Incidents/2017-08-31 Zookeeper

Summary

From 15:18 to 15:52 UTC the Zookeeper Main codfw cluster was down (not able to accept any new data or respond to clients) due to a firewall rule preventing the nodes of the cluster to communicate between each other via their network ports.

Background: https://gerrit.wikimedia.org/r/#/c/366228/ was merged in July 2017 as part of https://phabricator.wikimedia.org/T114815. Zookeeper ports were open to the whole Prod network and a more selective access control was needed, especially in light of the fact that the new Kafka Topics ACLs that the Analytics team will deploy will be stored in Zookeeper. The main flaw of this code review was that while all the clients were carefully reviewed and whitelisted in the Ferm rules, the Zookeeper cluster nodes were not, meaning that they would have been unable to communicate between each other via their ports (2181 2182 2183). The new Ferm rules were applied only to new TCP connections, leaving the long running ones open. When the new Ferm rules were deployed (incrementally node by node) nothing strange was registered, and the task was closed accordingly, without realizing that any simple restart of the Zookeeper daemons would have generated new connections that would have been blocked by Ferm.

As part of the last openjdk-7 security update Luca had to restart all the Zookeeper daemons, and when he reached 2 out of 3 nodes the cluster was not able anymore to make any progress in its distributed consensus algorithm.
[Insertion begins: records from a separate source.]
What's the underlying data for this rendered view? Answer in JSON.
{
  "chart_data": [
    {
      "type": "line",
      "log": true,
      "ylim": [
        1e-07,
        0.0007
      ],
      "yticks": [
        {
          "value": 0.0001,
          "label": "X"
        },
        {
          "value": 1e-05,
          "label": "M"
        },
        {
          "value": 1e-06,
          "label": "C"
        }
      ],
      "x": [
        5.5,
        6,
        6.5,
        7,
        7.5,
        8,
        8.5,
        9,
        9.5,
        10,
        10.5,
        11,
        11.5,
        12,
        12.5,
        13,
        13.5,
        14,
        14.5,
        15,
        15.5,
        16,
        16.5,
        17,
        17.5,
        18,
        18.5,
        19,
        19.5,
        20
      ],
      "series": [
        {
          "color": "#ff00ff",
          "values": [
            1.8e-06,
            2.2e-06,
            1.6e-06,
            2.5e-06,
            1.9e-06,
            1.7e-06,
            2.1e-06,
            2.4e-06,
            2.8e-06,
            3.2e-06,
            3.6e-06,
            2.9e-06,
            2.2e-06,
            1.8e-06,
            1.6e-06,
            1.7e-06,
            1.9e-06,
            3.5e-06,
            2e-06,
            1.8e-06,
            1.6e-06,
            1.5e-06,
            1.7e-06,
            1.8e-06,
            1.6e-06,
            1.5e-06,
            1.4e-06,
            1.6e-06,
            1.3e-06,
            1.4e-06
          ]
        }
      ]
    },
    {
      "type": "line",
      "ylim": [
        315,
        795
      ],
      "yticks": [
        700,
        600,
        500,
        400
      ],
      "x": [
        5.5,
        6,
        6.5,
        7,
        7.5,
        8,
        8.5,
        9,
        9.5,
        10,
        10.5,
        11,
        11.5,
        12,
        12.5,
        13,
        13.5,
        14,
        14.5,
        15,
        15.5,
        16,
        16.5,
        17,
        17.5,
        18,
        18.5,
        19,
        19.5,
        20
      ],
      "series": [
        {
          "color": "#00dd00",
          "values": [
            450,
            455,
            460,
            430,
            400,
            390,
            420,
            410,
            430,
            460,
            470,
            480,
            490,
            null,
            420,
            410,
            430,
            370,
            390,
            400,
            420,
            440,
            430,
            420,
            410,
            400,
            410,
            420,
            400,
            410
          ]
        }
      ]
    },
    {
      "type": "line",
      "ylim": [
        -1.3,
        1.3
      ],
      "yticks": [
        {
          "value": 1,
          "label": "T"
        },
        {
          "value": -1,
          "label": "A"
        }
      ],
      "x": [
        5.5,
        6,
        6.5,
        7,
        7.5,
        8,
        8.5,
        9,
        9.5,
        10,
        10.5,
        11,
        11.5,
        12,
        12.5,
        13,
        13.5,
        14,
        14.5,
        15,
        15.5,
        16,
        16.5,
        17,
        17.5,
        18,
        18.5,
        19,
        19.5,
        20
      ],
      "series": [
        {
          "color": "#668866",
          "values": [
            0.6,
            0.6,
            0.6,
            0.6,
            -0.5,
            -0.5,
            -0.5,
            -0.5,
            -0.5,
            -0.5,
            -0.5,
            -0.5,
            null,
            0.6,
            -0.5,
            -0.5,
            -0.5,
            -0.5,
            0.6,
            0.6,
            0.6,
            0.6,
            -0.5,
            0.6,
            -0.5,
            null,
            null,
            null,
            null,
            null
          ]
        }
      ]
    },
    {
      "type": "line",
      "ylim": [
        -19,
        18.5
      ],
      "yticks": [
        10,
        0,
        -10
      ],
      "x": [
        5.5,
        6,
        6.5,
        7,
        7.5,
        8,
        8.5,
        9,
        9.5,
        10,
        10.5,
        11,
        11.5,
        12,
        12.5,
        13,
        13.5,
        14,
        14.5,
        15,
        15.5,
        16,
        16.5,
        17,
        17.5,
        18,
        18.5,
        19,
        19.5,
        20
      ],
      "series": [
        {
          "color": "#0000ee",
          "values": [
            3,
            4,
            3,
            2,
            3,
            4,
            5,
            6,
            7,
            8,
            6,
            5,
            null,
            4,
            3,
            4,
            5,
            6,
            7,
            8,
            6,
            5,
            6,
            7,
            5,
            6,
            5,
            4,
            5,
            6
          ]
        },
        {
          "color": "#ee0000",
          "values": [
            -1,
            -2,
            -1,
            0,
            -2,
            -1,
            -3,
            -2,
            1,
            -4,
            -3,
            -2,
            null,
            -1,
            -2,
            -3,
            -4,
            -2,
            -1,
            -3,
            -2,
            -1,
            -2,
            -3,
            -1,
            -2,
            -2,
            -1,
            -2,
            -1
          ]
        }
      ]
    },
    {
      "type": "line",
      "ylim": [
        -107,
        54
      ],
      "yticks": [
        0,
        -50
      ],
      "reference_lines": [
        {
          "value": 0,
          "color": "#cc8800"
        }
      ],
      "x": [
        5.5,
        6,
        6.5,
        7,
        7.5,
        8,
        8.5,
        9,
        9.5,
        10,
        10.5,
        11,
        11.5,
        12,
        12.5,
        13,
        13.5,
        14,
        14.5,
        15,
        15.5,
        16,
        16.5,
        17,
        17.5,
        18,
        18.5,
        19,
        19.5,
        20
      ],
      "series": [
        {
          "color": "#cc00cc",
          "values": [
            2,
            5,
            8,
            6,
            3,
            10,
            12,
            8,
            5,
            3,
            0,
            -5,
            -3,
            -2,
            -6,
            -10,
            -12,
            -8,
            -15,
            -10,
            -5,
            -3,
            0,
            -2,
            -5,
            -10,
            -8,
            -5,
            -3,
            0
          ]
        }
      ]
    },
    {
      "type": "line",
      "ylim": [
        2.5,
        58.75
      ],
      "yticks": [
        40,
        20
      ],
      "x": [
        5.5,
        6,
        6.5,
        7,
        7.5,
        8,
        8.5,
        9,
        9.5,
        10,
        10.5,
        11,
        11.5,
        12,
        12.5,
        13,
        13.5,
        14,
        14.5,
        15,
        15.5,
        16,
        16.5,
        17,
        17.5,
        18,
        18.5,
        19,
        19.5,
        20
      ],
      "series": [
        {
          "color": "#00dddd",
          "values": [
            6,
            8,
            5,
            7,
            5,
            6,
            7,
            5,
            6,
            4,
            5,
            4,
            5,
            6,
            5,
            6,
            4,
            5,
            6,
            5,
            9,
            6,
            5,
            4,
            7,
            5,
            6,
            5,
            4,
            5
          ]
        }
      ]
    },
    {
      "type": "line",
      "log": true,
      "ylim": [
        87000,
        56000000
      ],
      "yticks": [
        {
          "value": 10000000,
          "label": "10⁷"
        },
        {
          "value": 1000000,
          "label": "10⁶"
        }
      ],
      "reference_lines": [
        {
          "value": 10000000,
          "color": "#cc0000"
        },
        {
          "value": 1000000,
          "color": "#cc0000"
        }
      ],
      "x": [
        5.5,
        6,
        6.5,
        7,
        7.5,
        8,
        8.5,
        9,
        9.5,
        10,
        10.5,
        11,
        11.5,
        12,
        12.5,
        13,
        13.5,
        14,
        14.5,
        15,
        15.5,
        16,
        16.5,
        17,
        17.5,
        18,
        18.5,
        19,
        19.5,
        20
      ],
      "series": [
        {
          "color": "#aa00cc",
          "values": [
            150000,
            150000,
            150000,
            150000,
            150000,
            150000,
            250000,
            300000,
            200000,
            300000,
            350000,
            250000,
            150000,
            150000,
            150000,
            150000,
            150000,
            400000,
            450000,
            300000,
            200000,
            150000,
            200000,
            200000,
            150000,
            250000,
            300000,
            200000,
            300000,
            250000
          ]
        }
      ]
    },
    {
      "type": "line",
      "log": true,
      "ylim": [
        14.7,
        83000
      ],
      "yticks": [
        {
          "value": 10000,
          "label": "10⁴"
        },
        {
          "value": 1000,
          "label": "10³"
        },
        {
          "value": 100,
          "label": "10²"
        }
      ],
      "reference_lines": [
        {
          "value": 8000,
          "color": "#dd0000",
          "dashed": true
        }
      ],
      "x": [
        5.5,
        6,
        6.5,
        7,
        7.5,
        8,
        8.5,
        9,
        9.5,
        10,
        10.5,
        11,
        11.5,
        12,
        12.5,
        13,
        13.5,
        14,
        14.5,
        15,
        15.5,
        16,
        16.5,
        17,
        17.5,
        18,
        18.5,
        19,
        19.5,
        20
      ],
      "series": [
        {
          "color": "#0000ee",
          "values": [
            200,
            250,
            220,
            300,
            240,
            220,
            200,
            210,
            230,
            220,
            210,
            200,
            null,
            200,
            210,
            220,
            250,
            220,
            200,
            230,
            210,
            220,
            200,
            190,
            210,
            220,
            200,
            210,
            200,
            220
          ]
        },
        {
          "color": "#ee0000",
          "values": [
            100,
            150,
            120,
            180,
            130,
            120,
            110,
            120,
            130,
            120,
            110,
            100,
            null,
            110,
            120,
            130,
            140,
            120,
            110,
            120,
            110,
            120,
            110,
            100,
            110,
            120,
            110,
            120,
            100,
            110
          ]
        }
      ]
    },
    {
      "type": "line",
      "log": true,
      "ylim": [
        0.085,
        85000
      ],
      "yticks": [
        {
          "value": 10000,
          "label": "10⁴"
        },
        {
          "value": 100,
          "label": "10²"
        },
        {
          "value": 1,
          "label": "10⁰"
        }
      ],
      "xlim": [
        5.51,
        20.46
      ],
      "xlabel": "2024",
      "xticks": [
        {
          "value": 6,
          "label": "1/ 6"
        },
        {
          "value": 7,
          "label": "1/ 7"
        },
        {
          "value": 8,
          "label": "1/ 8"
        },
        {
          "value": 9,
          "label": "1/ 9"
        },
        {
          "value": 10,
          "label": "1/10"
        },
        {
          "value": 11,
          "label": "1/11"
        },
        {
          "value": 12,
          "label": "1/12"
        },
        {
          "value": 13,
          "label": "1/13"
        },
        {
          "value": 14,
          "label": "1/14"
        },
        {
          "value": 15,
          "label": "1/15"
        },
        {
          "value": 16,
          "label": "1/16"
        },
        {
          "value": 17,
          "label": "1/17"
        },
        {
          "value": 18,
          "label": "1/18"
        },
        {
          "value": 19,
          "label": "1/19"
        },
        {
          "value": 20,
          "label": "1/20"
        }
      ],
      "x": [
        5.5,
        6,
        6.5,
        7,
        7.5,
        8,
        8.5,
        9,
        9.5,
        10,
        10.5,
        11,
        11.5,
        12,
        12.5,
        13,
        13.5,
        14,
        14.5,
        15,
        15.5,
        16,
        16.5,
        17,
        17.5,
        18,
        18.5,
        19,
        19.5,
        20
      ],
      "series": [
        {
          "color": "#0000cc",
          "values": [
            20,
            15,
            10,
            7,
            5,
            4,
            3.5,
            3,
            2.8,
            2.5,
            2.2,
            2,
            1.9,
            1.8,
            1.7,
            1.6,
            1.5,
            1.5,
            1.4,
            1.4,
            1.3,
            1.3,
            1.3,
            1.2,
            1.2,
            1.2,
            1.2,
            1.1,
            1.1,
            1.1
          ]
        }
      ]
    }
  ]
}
Impact: While the Zookeeper cluster was down, all its clients were unable to read/write anything to it. The major impact was registered to MirrorMaker, a Kafka old consumer still using Zookeeper to store its offsets. We use it to mirror topics among Kafka clusters, and it stopped working in the timeframe (but didn't loose any data). The Kafka main codfw cluster, used by Eventbus and hence by ChangeProp, is a client of the Zookeeper main codfw cluster but it did not stop to accepting messages, since it was probably only in a degraded status (not able to store new Topic metadata changes to Zookeeper for example).

Timeline

2017-07-19 - https://gerrit.wikimedia.org/r/#/c/366228/ was merged to tighten the access to the main Zookeeper clusters in eqiad and codfw.
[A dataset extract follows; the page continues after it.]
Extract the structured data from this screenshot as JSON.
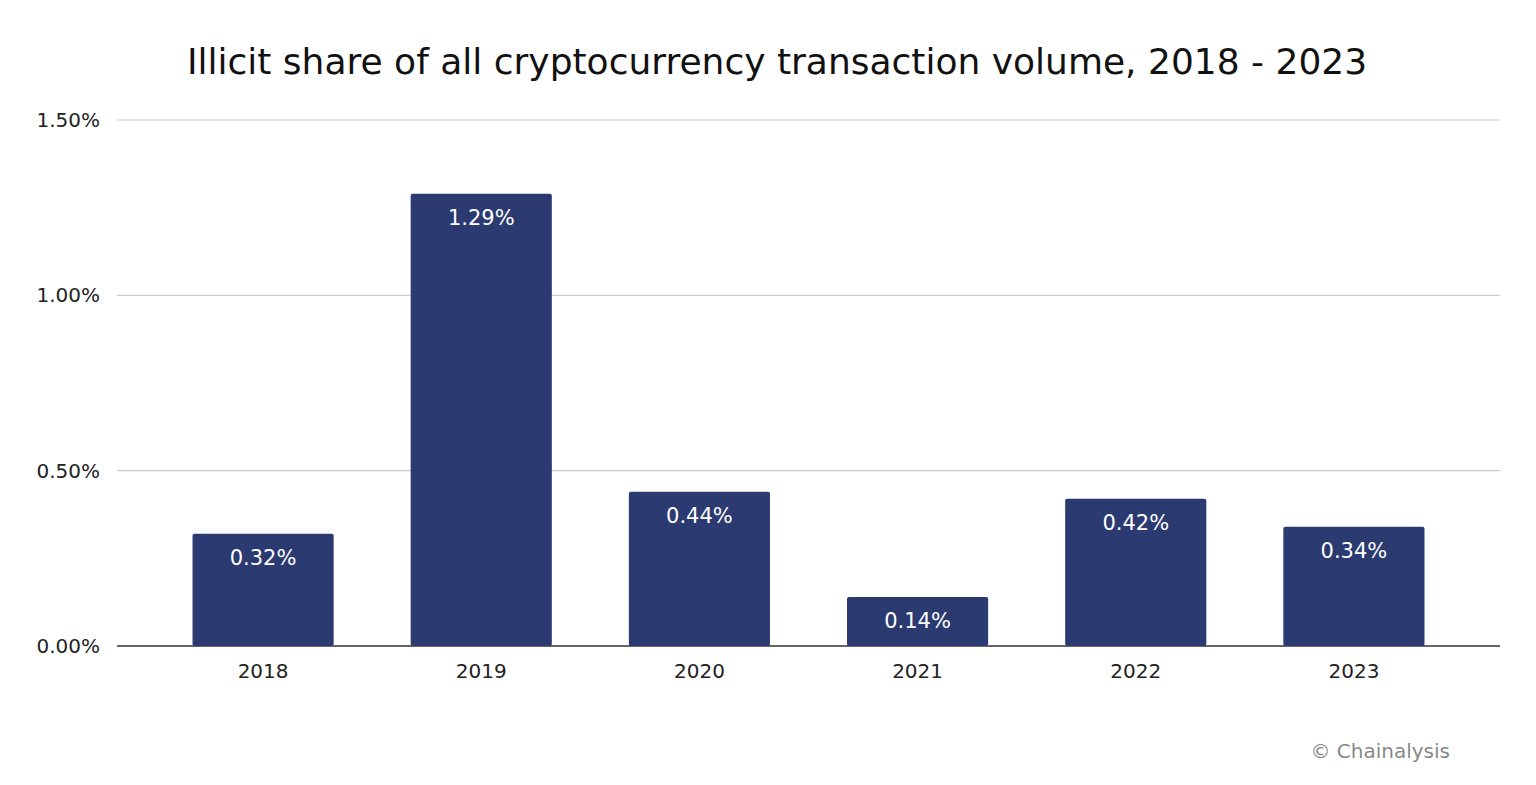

2017-08-31T13:09 - Zookeeper on conf2001 restarted (2 out of three nodes in the cluster able to communicate, cluster available).

2017-08-31T15:18 - Zookeeper on conf2002 restarted (2 out of three nodes in the cluster not able to communicate, cluster down). From this moment Kafka main codfw (kafka200[123]) and MirrorMaker were unable to communicate with Zookeeper.

2017-08-31T15:52 - Luca stops ferm on conf200[123] nodes via Cumin, cluster back into available mode after few seconds. MirrorMaker starts to work again from the last offset committed. Kafka main codfw is able to report Topic metadata changes to Zookeeper.

2017-08-31T16:31 - Permanent fix (https://gerrit.wikimedia.org/r/#/c/375023/) merged and rolled out to all the conf[12]00[123] nodes.

Conclusions

A couple of big lessons learned:

New ferm rules are applied to new connections, so it is not sufficient to simply deploy them to be sure that they are working properly as the author expects.
Zookeeper offers commands to check its state, and they have subtle differences. The command "ruok" only checks if the daemon is up and running, it doesn't report anything about the cluster status, meanwhile "stats" reports information about clients connected and role of the node (follower/leader). After updating conf2001 Luca only checked "ruok" and not "stats" (or the Zookeeper logs), deciding to proceed with conf2002 because nothing weird was reported in two hours. A simple additional check would have avoided the outage, since two out of three nodes would have been enough to guarantee Zookeeper availability.

Actionables

[DONE] - Document this outage in Service restarts in order to prevent more people to step into this issue.